Alevinin ilkesel duruşu

Hakk inancına tabi, hakikat yolunun yolcusuyuz. İlke ve değerlerimiz var. Bu ilkeler ve değerler ile hayata karşı bir duruşun sahibiyiz. Yaşamımızı bu ilkelerin ışığında şekillendirmeye çaba gösteriyoruz. Yaşadığımız çağda yani hakikatin bir çok yönüyle toz altında kaldığı, ilke ve değerlerin önemini yitirdiği, varoluşun anlamının bulanıklaştığı bu çağda; bütün yetmezliklerimize karşın ilkesel bir duruşun sahibi olmak

REMZİ KAPTAN 07 Nisan 2022 YAZARLAR

Hakk inancına tabi, hakikat yolunun yolcusuyuz. İlke ve değerlerimiz var. Bu ilkeler ve değerler ile hayata karşı bir duruşun sahibiyiz.

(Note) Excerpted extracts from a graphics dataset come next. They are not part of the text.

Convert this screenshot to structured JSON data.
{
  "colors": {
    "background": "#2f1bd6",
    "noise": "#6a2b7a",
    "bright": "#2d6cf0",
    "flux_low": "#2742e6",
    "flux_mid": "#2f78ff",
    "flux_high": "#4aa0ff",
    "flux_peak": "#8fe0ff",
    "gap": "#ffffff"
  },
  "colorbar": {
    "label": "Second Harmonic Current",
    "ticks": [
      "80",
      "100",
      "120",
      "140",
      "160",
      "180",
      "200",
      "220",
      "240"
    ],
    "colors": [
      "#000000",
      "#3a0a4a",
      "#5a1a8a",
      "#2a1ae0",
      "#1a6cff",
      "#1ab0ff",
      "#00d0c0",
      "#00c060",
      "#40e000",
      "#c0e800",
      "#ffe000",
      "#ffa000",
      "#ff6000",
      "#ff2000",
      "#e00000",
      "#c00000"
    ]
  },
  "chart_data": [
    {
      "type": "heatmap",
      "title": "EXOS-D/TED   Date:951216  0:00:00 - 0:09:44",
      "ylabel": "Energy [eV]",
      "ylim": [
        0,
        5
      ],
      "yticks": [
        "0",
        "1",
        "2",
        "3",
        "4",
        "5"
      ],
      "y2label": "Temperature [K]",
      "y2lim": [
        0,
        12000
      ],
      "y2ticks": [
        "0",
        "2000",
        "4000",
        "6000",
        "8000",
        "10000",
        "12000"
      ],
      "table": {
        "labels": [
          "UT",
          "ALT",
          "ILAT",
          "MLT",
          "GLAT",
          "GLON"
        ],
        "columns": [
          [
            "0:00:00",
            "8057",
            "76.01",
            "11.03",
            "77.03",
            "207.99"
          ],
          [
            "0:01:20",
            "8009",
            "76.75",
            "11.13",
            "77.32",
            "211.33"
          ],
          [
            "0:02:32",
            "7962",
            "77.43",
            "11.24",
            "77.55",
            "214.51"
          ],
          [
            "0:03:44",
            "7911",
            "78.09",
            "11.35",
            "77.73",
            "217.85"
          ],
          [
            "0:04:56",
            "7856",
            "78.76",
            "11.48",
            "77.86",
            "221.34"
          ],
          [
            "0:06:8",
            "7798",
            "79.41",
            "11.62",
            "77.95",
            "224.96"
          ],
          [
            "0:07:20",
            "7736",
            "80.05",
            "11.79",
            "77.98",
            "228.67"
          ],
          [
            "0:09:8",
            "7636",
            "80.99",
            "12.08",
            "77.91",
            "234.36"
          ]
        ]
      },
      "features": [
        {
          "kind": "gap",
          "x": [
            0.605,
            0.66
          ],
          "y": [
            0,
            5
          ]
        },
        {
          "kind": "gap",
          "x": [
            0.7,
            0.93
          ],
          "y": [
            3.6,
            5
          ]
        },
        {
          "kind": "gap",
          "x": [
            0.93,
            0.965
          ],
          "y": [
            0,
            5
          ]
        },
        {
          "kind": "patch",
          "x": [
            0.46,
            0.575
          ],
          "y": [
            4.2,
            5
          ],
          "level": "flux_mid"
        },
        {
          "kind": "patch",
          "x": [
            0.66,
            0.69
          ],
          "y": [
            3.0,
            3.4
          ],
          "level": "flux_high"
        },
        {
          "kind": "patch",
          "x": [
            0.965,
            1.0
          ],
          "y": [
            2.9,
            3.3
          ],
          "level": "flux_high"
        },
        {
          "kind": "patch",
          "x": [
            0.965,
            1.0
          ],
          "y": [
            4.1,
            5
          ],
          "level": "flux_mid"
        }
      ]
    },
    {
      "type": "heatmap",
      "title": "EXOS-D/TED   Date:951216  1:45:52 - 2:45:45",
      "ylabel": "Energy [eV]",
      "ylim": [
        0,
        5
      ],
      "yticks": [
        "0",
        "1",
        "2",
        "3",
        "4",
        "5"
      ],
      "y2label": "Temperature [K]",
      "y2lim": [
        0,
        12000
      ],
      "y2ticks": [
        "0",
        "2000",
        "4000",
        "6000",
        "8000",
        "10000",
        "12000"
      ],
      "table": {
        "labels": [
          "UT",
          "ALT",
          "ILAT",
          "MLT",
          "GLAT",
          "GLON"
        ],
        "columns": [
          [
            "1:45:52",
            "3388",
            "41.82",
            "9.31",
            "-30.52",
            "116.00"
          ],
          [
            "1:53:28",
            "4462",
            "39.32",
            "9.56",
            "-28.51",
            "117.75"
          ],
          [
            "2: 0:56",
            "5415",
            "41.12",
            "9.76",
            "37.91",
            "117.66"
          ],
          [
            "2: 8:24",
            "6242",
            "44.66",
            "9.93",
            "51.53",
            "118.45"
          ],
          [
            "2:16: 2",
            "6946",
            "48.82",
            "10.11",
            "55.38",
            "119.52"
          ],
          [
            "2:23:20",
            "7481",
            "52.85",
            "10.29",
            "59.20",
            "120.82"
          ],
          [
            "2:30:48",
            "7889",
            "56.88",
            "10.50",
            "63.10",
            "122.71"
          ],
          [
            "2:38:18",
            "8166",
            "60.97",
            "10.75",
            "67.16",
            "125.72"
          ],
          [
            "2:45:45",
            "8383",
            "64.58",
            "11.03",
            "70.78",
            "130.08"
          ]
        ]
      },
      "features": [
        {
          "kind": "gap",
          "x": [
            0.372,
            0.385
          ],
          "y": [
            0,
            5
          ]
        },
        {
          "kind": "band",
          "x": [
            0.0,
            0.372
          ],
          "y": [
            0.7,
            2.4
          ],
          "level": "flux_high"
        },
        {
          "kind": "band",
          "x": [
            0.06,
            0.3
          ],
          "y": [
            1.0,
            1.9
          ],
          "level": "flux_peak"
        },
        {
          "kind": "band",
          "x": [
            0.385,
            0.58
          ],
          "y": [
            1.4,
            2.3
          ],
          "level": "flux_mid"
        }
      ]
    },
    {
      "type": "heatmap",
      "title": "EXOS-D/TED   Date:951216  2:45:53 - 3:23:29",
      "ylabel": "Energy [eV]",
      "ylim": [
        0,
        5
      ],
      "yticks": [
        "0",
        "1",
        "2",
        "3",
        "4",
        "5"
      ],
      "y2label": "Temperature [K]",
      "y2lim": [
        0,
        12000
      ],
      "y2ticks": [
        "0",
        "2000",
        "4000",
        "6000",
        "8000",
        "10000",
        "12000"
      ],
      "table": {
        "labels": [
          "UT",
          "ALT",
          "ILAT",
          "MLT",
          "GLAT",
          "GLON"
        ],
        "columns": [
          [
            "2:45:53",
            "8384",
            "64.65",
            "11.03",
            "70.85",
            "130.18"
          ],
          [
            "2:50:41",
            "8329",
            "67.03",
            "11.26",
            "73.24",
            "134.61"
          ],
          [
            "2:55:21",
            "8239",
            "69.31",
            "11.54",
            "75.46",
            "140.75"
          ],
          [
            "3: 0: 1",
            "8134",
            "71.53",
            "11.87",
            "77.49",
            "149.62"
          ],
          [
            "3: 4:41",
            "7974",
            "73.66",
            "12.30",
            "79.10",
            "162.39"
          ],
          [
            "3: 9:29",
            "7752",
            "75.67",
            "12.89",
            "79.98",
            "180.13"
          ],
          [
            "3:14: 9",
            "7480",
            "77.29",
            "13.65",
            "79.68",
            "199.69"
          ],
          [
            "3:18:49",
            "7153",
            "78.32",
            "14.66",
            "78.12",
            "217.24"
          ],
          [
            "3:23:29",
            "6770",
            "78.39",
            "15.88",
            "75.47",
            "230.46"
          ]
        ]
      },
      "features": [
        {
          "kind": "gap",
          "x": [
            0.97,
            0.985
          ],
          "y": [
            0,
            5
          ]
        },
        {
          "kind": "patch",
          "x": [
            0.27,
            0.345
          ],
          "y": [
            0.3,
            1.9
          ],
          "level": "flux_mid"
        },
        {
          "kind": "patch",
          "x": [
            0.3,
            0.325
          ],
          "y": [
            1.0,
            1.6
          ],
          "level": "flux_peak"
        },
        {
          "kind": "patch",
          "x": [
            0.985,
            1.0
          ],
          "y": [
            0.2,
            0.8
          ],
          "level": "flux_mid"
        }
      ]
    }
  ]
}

Yaşamımızı bu ilkelerin ışığında şekillendirmeye çaba gösteriyoruz.

Yaşadığımız çağda yani hakikatin bir çok yönüyle toz altında kaldığı, ilke ve değerlerin önemini yitirdiği, varoluşun anlamının bulanıklaştığı bu çağda; bütün yetmezliklerimize karşın ilkesel bir duruşun sahibi olmak anlamlıdır, değerlidir.

Hakikate talip olmak, hakikat arayışcısı olmak her çağda zordu fakat çağımızda bu zorluklar daha bir artmıştır.

Bu anlamıyla ilke ve değerlerden taviz vermeden hakikatin arayışcısı olmak daha bir önem ve değer kazanmıştır.

Yaşadığımız yenilgilere, zorluklara, çıkmaz ve sorunlara birazda bu bakış açısıyla yaklaşmak gerekiyor.

Bu noktada esas olanı göz ardı etmemek ve bu esastan çıkarak çözüm yolları aramak gerekiyor.

Esas olan; her ne pahasına olursa olsun inancımızdan, değerlerimizden taviz vermedik.
Yine karınca kararınca inancımızın insanlık var olduğu sürece yaşaması, toplumumuzun hayatın her alanında diğer toplumlar gibi olması için çalışıp çabalıyoruz.

Hayal ettiğimiz, istediğimiz noktanın çok çok gerisindeyiz.

Sebebi ne olursa olsun, yani bizden ve ya dışımızda gelişen nedenlerden dolayı da olsa gerçeğimiz budur.

İstediğimiz noktanın gerisindeyiz.

Fakat diğer yandan Alevi olmanın ilkesel duruşundan bir adım dahi taviz vermedik.

Yine hizmet etme noktasında bir an dahi tereddüt etmedik.

Başkalarına bakıp yolumuzu bırakma, inancımıza şüphe duyma, topluma sırt çevirmek gibi yanlışlıklara düşmedik. Budur esas olan.

Diğer yandan bahane ve gerekçelerin arkasına saklanmayacak kadar bilince ve eleştiri gücüne sahibiz.

Tarihten günümüze her zaman için nahak olan zalimlerin zulmüne uğramış mazlum bir toplumun fertleri olarak pes etmeden, gerekçelerin ve çaresizliklerin arkasına saklanmadan yolumuzu sürmeye, toplumumuza hizmet etmeye, toplumumuzun şahsında cümle insanlığa güzellikler katmaya devam edeceğiz.

Bu yolu sürdükçe, bu hizmette var olmaya devam ettikçe daha çok yenilgilerimiz, başarısızlıklarımız, zorluklarımız olacaktır.

Bütün bunların bilincinde olarak ilkelerimizden, değerlerimizden ve bunların şekillendirdiği duruşumuzdan taviz vermediğimiz sürece eninde sonunda mutlaka toplumsal olarak istediğimiz noktaya geliriz.

Yaşamın bizle başlayıp bizle bitmediğinin farkında olanlar olarak bizler elimizden geleni yapacağız.

Ehlibeyte bende olmanın inancı, Şah-ı Merdan’a bağlı olmanın gururuyla yiğitçe yaşayıp mertçe öleceğiz.